The event will begin with brief opening remarks by organizers and FLCC Student Corp. President Erik DiPasquale.
Then, attendees will quietly read books, poems and other works about racism and the African-American experience written by and about people of color.
“Our plan is to sit quietly and read,” said Maureen Maas-Feary of Rochester, a professor of humanities at FLCC. “Those who would rather not attend are encouraged to join us by reading a book, poem or other work from the comfort and safety of home.”
Maas-Feary was inspired by a similar event she attended in June in Cobbs Hill Park in Rochester. She shared the idea with colleague Beth Johnson, professor of theatre.
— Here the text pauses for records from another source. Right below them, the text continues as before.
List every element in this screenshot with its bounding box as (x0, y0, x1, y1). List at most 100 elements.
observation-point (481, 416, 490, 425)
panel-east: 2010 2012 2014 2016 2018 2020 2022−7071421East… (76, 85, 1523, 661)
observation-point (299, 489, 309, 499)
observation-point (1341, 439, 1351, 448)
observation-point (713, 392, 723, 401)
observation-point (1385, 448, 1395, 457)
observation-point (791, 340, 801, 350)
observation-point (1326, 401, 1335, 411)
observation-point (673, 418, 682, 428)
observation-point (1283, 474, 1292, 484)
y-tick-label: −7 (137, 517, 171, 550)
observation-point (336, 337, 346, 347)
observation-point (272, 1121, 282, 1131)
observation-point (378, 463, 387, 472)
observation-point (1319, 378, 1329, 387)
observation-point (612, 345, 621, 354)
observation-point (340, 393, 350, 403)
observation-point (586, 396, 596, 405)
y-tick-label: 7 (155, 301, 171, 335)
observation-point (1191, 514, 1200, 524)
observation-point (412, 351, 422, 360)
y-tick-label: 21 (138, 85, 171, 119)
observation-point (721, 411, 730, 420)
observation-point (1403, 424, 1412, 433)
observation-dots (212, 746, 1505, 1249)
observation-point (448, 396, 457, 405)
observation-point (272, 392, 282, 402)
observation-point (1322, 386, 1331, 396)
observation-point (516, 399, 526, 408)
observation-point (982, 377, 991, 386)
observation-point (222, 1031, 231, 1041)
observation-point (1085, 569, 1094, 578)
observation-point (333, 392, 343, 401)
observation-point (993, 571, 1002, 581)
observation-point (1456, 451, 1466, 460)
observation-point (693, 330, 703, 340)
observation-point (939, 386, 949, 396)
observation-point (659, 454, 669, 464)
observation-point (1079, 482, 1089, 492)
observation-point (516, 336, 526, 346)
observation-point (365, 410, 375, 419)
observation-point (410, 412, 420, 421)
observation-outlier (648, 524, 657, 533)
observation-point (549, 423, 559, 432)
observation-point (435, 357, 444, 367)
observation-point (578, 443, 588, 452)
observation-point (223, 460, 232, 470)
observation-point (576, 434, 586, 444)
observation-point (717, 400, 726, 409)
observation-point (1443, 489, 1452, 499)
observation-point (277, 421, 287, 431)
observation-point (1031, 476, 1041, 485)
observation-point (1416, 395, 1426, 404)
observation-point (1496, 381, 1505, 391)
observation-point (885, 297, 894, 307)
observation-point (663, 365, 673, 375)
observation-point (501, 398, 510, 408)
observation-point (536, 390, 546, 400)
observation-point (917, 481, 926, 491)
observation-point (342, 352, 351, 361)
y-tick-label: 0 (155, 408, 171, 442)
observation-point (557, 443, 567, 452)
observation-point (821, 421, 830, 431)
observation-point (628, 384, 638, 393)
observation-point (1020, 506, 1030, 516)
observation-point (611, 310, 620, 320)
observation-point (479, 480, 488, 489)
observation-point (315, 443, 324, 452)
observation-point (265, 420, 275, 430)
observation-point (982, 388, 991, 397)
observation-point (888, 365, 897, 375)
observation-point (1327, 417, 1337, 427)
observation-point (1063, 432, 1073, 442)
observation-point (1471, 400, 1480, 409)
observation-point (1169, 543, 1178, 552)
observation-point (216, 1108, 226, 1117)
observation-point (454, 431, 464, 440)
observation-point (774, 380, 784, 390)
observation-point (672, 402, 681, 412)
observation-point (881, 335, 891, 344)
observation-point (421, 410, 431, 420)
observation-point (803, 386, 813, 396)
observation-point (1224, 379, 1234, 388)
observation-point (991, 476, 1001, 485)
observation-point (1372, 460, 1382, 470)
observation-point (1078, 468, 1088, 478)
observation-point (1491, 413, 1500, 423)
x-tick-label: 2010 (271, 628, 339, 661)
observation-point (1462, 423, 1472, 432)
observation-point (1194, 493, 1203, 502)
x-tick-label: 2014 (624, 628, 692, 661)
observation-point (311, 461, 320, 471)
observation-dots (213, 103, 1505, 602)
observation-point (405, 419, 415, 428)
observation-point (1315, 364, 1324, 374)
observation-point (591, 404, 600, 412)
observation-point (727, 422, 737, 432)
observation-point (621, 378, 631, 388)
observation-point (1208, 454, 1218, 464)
They quickly found support from colleagues, including FLCC Chief Diversity Officer Sim Covington Jr.; he has spoken about his experiences at several Finger Lakes-area Black Lives Matter events.
The FLCC Student Corporation and the student organization AALANA, which stands for African American, Latino, Asian and Native American, have also signed on in support of the event.
“Reading is a simple and small but important act which contributes to powerful change and healing,” said Maas-Feary. “Literary works have the power to help people with different experiences understand one another.”
Maas-Feary and Johnson said Wells’ birthday seemed a fitting date for the event. Born into slavery and freed at age 16 with the Emancipation Proclamation, Wells (1862-1931) found her voice as a teacher and then newspaper reporter in Memphis, Tenn. She chronicled racial injustices and lynchings, putting her life at risk. Threats eventually forced her to relocate from the south to Chicago, but she continued her work and expanded her efforts as a civil rights activist. She joined in the fight for women’s rights and is credited with helping launch the National Association of Colored Women (now the National Association of Colored Women’s Clubs) in 1896 and the National Association for the Advancement of Colored People (NAACP) in 1909.
Pages for Peace organizers plan to recommend book titles on the event listing on FLCC’s Facebook page. Among them will be two by FLCC alumnus Lester Mayers ’17, “100 Poems for 100 Voices” and the more recent, “African Booty Scratcha.” Much of Mayers’ writing chronicles his experiences as a sometimes homeless orphan and gay black man in New York City.
“There is no shortage of relevant books and articles to consider bringing to FLCC Pages for Peace, but those who don’t have a selection at hand might consider Lester’s works,” said Johnson. “His candid prose reveals experiences many of us simply cannot relate to, and this gets to the heart of our goal – to foster greater understanding, empathy and appreciation to bring about change.”
Those who would prefer to take part in Pages for Peace from home can support with social media posts that include the hashtag #FLCCPagesforPeace.